Pretty reds and whites. Checkmate curtains.
But what’s that white tape on the windows? Is there going to be an air raid?
The bell on the door jitter bugs as I walk in; and it all becomes clear:
We’re not in Kansas anymore, Toto. We’re in 1940s’ Saltburn.
Music from a bygone era dances softly in the background as I’m welcomed in and given a table by the window.
The gold fronds on the scollop lampshade sway as I sit down. I pick up the ration book and turn the pages of a simple, but brilliant, menu.
Pork pie. Steak pie. Corned beef pie. Minced beef pie. Chicken pie.
And Woolton Pie. A pie widely served in Britain in the WW2 when rationing and shortages made other dishes hard to prepare.
All made by hand and crusted with Yorkshire Pride.
I choose the chicken pie (I’m vegetarian) with garden peas, creamy mash, gravy and brown sauce. Red was offered – but when in Rome…
…washed down with a chilled Victorian lemonade.
The lemonade comes first; authenticity written all over it. And it’s served in a vintage enamel beaker. Attaboy.
A few minutes later, this arrives:
Naturally, I’m really peas-ed.
I’m smitten by the brown sauce, too. In it’s own saucy little pot.
I fill my belly with wholesome, as-it-should-be British grub; the kind nana would make.
Do I have enough room for pudding? I WANT pudding…
Jam roly poly and custard drifts past me, heading for the table opposite. The sweet smell nearly knocks me off my chair.
I open the menu once more. There’s treacle pudding. Spotted dick. Bread and butter pudding. And, amusingly, jelly and ice-cream for evacuated children.
But I’m beaten by the pie.
So, instead, I choose this:
A proper Yorkshire brew, served in a proper china tea cup. With a miniature bottle of warm milk.
One lump or two, dear?
I am head over slingback heels in love with this place.
The beautiful attention to detail that the owners, Rob and Gary, have given The Yorkshire Pie and Mash Shop means it is more than just a themed restaurant.
It is an authentic living, breathing, 1940s’ Northern experience, serving comfort food that is so cosy it’s like being cuddled by your great gran.

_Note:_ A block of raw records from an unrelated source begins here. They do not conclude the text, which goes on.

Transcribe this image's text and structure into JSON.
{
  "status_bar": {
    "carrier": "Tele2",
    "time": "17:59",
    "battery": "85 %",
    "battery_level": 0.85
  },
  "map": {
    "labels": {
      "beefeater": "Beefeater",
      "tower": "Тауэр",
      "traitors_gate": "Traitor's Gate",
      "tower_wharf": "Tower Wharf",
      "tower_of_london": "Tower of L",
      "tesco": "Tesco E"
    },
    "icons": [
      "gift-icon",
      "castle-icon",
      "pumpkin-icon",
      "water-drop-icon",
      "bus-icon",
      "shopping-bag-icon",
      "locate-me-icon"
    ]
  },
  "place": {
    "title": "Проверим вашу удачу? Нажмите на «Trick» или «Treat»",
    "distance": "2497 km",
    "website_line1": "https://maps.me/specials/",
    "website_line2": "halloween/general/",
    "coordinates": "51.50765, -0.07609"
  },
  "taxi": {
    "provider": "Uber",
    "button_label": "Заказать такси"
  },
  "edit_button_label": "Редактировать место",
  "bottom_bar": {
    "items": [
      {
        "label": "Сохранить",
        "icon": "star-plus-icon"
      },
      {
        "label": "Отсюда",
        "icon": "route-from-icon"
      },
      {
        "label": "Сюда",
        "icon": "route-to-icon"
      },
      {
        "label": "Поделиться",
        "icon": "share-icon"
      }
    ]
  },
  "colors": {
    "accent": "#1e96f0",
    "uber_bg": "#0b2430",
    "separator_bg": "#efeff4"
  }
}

I did not want to go. Fortunately, I wasn’t rushed out. In fact, the whole ethos of The Yorkshire Pie and Mash Shop is: take your time.
Scoot away from your table only when you are ready and, if you want to, you can slip into one of the armchairs to relax with the paper before you brace the Northern weather.
There were a couple more surprises when the bill came:
The cost – £11.95.
Gee whizz.
You would NEVER get this kinda food, with drinks, for this kinda price down South.
Surprise number two: pear drops instead of mint imperials. Sweet touch, boys.
I ready my landing gear (legs) to leave and collect my coat.
Outside, I doff my cap to The Yorkshire Pie and Mash Shop – this is one place I won’t be keeping under my hat, no matter what Churchill says.